Si aucune des deux formations n’arrive à assembler une coalition qui obtient la confiance de l’assemblée législative, celle-ci sera dissoute et une nouvelle élection organisée.

DARREN CALABRESE, ARCHIVES PC, Publié le 25 septembre 2018 à 07h32

La Presse Canadienne

Le Nouveau-Brunswick se réveille mardi plongé dans l’incertitude au lendemain d’une élection qui a vu progressistes-conservateurs et libéraux terminer pratiquement à égalité, ce qui place la balance du pouvoir entre les mains de deux formations plus petites.

Les tractations qui se dérouleront en coulisses au cours des prochaines heures et des prochains jours détermineront si un gouvernement de coalition durable peut être assemblé; qui du libéral Brian Gallant ou du conservateur Blaine Higgs sera premier ministre; et si les Néo-Brunswickois sont rappelés aux urnes avant Noël.

Après le dépouillement de tous les votes lundi, les progressistes-conservateurs récoltaient 22 sièges et les libéraux 21.

Le lieutenant-gouverneur de la province devrait maintenant offrir au premier ministre sortant, Brian Gallant, la chance de former un gouvernement. M. Gallant pourrait alors se tourner vers le Parti vert, qui a fait élire trois députés, dont son chef David Coon.
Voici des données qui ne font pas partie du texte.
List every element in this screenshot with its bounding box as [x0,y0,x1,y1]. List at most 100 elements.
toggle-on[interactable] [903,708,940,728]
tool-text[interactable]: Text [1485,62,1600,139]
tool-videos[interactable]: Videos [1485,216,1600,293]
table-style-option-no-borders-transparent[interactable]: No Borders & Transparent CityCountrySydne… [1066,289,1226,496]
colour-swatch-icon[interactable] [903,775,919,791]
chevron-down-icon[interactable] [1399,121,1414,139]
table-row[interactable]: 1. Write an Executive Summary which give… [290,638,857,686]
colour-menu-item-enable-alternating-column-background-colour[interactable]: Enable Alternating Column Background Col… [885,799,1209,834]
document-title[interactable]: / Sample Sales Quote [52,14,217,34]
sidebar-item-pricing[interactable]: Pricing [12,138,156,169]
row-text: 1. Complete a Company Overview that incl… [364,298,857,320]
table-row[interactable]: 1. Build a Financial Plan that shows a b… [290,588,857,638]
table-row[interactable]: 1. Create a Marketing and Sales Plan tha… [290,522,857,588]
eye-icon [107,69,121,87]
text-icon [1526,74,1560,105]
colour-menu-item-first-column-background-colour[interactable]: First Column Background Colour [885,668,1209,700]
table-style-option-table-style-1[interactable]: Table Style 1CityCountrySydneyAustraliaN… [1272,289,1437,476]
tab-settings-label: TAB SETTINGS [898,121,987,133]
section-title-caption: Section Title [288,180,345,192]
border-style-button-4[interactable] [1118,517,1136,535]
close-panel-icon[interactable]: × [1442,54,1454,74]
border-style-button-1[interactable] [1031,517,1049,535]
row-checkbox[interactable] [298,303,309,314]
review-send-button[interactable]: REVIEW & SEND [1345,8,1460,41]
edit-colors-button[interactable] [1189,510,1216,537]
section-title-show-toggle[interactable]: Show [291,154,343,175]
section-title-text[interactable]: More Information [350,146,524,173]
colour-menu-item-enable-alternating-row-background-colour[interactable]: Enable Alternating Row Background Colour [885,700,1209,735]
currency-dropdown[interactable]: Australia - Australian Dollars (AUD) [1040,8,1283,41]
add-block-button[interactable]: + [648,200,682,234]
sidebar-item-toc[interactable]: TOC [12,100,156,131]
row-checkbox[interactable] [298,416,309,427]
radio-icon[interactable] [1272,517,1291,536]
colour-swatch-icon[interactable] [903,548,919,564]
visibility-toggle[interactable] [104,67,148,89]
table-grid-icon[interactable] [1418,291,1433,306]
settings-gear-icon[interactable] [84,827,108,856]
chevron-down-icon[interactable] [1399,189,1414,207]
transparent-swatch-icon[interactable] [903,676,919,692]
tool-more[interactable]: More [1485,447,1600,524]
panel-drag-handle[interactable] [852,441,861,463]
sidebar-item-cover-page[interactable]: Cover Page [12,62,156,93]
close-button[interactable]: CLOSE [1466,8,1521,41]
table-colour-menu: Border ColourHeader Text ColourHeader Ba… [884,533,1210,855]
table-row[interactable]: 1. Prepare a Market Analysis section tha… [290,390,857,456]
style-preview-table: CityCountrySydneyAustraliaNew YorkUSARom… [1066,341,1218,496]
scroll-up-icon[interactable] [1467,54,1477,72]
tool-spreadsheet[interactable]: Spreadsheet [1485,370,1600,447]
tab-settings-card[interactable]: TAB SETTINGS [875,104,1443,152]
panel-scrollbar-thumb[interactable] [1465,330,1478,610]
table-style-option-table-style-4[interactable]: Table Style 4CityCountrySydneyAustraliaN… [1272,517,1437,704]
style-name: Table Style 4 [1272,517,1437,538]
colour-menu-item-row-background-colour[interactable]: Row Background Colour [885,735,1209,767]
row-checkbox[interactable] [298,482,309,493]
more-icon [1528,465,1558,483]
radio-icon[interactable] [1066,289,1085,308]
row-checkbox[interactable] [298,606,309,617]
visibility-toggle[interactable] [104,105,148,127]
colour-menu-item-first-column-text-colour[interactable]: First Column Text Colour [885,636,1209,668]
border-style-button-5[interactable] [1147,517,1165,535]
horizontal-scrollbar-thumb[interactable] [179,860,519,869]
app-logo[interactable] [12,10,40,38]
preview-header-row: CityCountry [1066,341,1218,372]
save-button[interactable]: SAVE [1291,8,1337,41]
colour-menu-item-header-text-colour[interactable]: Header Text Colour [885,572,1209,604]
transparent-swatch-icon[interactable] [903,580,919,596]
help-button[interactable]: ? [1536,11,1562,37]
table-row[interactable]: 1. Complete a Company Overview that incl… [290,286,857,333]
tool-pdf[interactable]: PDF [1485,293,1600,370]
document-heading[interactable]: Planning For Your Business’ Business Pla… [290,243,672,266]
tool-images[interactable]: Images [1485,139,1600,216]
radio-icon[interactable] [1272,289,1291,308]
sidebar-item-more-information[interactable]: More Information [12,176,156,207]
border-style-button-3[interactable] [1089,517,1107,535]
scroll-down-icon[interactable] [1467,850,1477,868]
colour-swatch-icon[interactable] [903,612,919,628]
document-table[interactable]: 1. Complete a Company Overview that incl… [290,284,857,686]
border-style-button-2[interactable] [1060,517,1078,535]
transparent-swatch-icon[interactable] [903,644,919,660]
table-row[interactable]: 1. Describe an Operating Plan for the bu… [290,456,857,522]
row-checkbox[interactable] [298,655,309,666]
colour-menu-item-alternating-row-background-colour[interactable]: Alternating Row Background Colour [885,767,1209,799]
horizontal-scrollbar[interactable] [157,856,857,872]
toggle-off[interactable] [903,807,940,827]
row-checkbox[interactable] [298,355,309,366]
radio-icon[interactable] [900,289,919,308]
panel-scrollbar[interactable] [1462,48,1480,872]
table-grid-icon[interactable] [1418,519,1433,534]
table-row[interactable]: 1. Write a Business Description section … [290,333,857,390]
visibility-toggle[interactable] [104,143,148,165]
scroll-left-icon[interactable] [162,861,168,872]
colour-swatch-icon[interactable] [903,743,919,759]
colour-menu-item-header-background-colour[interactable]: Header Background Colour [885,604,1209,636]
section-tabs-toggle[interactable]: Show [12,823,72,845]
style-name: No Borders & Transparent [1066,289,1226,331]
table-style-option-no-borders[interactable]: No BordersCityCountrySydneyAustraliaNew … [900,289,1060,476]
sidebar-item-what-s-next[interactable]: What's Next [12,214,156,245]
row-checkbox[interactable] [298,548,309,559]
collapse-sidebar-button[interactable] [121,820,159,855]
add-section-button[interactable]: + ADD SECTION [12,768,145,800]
En cas d’échec, M. Higgs pourrait tenter de s’entendre avec l’Alliance des gens du Nouveau-Brunswick, qui a également engrangé trois sièges.

M. Higgs a prédit tard lundi soir que son rival et lui se rencontreront mardi matin à la porte de la résidence du lieutenant-gouverneur.

Si aucune des deux formations n’arrive à assembler une coalition qui obtient la confiance de l’assemblée législative, celle-ci sera dissoute et une nouvelle élection organisée.

Erin Crandall, une politologue de l’université Acadia, a expliqué que l’émergence du Parti vert et de l’Alliance est l’élément marquant de cette élection, dans une province qui a traditionnellement été divisée entre libéraux et conservateurs.